Şimdi petrol fiyatları üzerinden Rusya’ya karşı yapılan hamle, yakın bir gelecekte özellikle AB sınırları içindeki ülkelerin yaşaması muhtemel büyük krizleri sadece ertelemiş olabilir. Almanya gibi güçlü bir ekonominin dışında, belirleyici ve dönüştürücü bir aktöre sahip olmayan birliğin, özellikle de yeni üyelerinin büyük sarsıntılar geçireceği şimdiden söylenebilir. Örnek mi, Bulgaristan’da olup bitene kısaca bakmak yeterli.

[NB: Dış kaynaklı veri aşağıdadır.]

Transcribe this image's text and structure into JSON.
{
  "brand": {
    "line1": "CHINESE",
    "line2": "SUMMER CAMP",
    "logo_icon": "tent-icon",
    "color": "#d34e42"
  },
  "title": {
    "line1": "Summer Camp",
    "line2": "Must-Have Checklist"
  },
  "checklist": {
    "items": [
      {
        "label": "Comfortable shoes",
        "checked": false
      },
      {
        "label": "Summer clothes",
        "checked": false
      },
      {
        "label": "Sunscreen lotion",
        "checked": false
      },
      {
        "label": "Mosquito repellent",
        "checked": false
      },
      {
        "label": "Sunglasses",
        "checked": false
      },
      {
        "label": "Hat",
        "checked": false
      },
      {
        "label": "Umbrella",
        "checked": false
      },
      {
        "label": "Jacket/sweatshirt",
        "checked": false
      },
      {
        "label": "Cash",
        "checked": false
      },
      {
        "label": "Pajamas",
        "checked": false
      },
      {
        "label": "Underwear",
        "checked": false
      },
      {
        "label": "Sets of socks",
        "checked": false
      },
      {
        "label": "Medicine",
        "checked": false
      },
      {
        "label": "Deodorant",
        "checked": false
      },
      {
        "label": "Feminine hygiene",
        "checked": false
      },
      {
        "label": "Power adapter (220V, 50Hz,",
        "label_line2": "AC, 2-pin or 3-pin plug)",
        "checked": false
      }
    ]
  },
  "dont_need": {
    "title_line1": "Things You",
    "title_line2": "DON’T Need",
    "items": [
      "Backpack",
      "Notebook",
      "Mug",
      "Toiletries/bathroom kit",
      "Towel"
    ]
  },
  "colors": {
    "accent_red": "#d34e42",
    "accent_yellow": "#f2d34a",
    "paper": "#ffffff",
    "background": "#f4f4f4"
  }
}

Rusya açısından ‘Türkiye’ hamlesinin eşsiz bir önemi var kuşkusuz. Ancak gözden kaçırmayalım ki, Türkiye açısından da ‘Rusya’ hamlesinin büyük bir değeri var. Her durumda enerji savaşında karlı çıkmasının yanı sıra, hiç hesaba katılmayan başlıklarda da bu sürecin olumlu sonuçları olabilir.
2015, özellikle Ermeni iddialarında Ankara için uluslararası zeminlerde sıkıntılı geçmeye aday. Ancak Rusya hamlesinin, özellikle Ermenistan konusunda Türkiye’ye önemli bir manevra alanı getirebileceğini unutmayalım. Bizim çabalarımız kuşkusuz çok önemli. Ancak Rusya’nın Azerbaycan-Ermenistan denkleminde gerçek patron olduğu gerçeğini değiştirecek kadar değil.

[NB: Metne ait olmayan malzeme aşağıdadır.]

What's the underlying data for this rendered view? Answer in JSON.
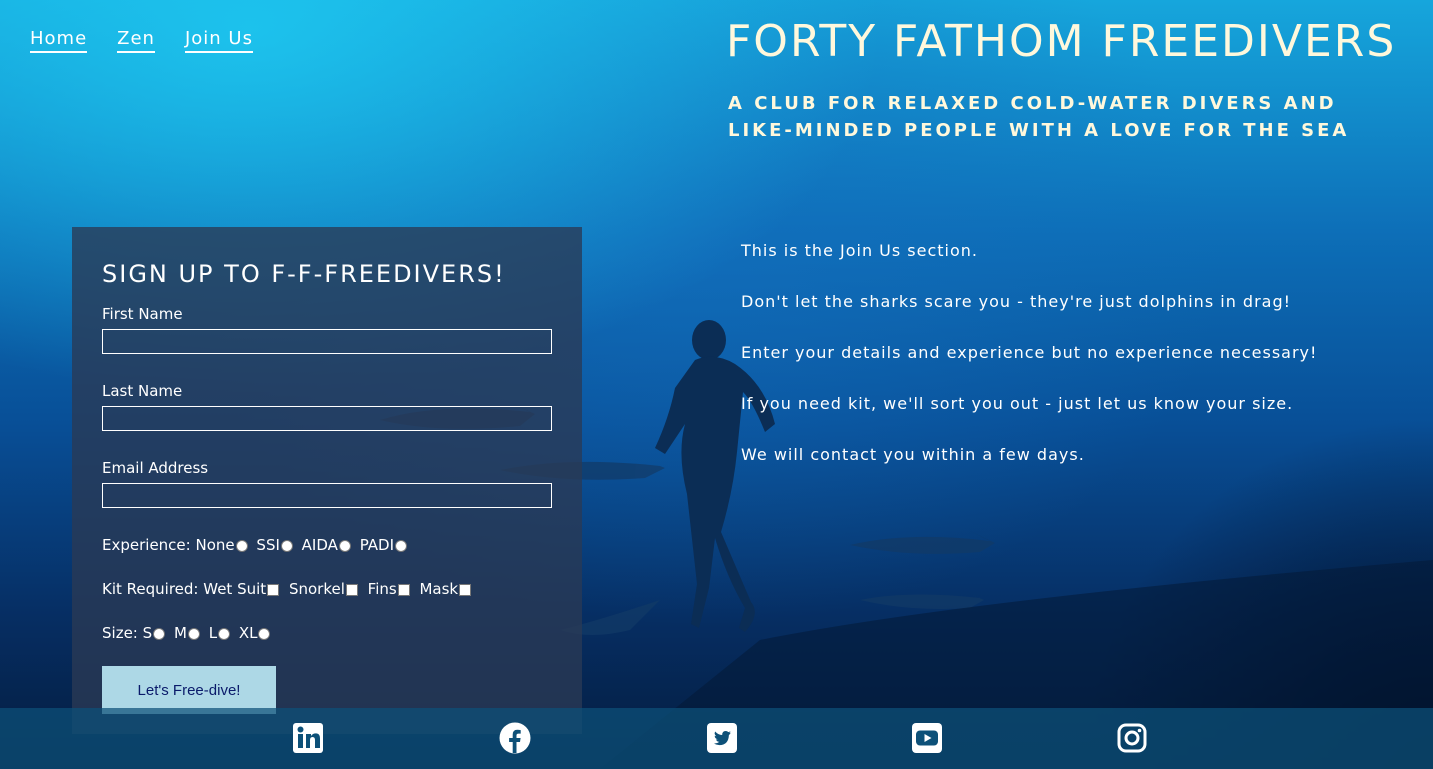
{
  "nav": {
    "links": [
      "Home",
      "Zen",
      "Join Us"
    ]
  },
  "header": {
    "title": "FORTY FATHOM FREEDIVERS",
    "tagline": "A club for relaxed cold-water divers and like-minded people with a love for the sea"
  },
  "form": {
    "heading": "Sign up to F-F-Freedivers!",
    "fields": [
      {
        "label": "First Name",
        "value": ""
      },
      {
        "label": "Last Name",
        "value": ""
      },
      {
        "label": "Email Address",
        "value": ""
      }
    ],
    "experience": {
      "label": "Experience:",
      "options": [
        "None",
        "SSI",
        "AIDA",
        "PADI"
      ]
    },
    "kit": {
      "label": "Kit Required:",
      "options": [
        "Wet Suit",
        "Snorkel",
        "Fins",
        "Mask"
      ]
    },
    "size": {
      "label": "Size:",
      "options": [
        "S",
        "M",
        "L",
        "XL"
      ]
    },
    "submit_label": "Let's Free-dive!"
  },
  "info": {
    "lines": [
      "This is the Join Us section.",
      "Don't let the sharks scare you - they're just dolphins in drag!",
      "Enter your details and experience but no experience necessary!",
      "If you need kit, we'll sort you out - just let us know your size.",
      "We will contact you within a few days."
    ]
  },
  "footer": {
    "icons": [
      "linkedin-icon",
      "facebook-icon",
      "twitter-icon",
      "youtube-icon",
      "instagram-icon"
    ]
  },
  "colors": {
    "title": "#fff8dc",
    "panel": "#2a3a54",
    "button": "#add8e6",
    "button_text": "#0a1a6a",
    "footer": "#0d5078"
  }
}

Eskiden kendi kontrolünde olan ülkelerin, mesela Bulgaristan ve Romanya gibi, şimdi AB’den dolayısıyla da ABD’den bağımsız hareket edemeyişi, Rusya için ciddi bir sorun elbette. Ancak böyle bir dengesizlik halinde kendisine en ciddi katkı sağlayacak aktörün Türkiye olduğunu da biliyor Putin yönetimi.
Bu yeni durumu çok farklı okumalarla değerlendirebilirsiniz. Ortada yeni bir gelişme yok. Sonuçta AB ve Rusya arasında Türkiye’nin denge unsuru olması bugünün hikayesi değil de diyebilirsiniz.
Bütün bunlar, en azından kendi okumam üzerinden gerçeğin bir boyutu olabilir. Ancak tüm bu söylediklerimizden daha büyük bir gerçeğin şekillendiğini, Türkiye’nin enerjiden siyasi gücüne, savunma sanayindeki hamleleriyle verdiği mesajlardan yeni oluşan dengelerine kadar herşey, bize çok farklı bir dönemin işaretlerini veriyor.
Bölgemizi ve küresel dengeleri etkilen bir büyük gerçeğin, bize dokunmayacağını düşünenler, çok değil hayli yakın bir gelecekte tümüyle tasfiye olacak. Fazla beklemeye gerek yok. Pek yakında Tayyip Erdoğan-Ahmet Davutoğlu ekseninde Türkiye bu değişimi gerçekleştirecek ve siyaseten ne denli büyük bir tasfiye yaşandığını hepimiz hayretle izleyeceğiz.